If you’re a card-carrying Pothead (Pothead? Potterhead? Dumblewhore?), wands out (quit that snickering at the back) and head to Babylon, who have something magical in store for you: from Friday (Sep 27) through to Saturday (Sep 28), they’re screening all 1400 minutes of the entire Harry Potter film series, including the Fantastic Beast films. The 24-hour back-to-back marathon starts at 18:00 and will feature free breakfast and prize giveaways.
It’s also a busy week for general releases, with something for everyone. Grace A Dieu (By The Grace Of God) saw French filmmaker François Ozon nab the Grand Jury Prize at this year’s Berlinale; his procedural approach to the story of Lyon’s clerical sex abuse scandal is commendable, but the overall film is lacking emotional definition.
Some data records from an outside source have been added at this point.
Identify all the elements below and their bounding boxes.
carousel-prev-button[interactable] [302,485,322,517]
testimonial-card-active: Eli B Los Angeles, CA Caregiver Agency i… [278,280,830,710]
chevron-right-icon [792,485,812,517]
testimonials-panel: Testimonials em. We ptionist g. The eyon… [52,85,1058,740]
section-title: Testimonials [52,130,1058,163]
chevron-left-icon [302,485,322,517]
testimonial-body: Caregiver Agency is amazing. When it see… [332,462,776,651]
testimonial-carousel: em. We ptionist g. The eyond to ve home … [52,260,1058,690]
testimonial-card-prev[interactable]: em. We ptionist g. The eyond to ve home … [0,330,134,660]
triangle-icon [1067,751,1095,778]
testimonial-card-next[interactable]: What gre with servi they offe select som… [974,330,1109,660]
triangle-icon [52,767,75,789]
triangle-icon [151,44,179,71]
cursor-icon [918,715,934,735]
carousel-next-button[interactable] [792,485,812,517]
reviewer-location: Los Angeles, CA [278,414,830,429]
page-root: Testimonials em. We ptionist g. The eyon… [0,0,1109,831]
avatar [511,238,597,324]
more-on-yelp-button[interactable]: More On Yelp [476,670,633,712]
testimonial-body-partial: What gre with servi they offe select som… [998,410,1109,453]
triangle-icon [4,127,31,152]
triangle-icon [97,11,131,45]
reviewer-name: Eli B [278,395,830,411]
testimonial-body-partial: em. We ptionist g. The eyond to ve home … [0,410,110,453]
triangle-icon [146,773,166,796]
Playland USA is an imaginative if at times scattershot documentary from German director Benjamin Schindler, who tackles the history of the US via abstract vignettes – it premieres at Babylon tonight (Sep 26) at 20:00, with the presence of Schindler and his team. Another doc out this week is Celebration, the long-time shelved and surprising chronicling of what would be Yves Saint-Laurent’s final show.
The week’s tentpole releases are The Goldfinch, the disappointing adaptation of Donna Tartt’s Pulitzer Prize-winning novel of the same name, as well as Midsommar, Ari Aster’s sprawling follow-up to last year’s Hereditary. More meh than mesmerizing? We’ll let you be the judge, with our Pro & Con review. Finally, if you’re in the mood for something altogether leaner and more fun in the horror genre, go see Ready Or Not, a schlocky B-movie that’ll satisfy your all your Clue-meets-You’re Next hankerings.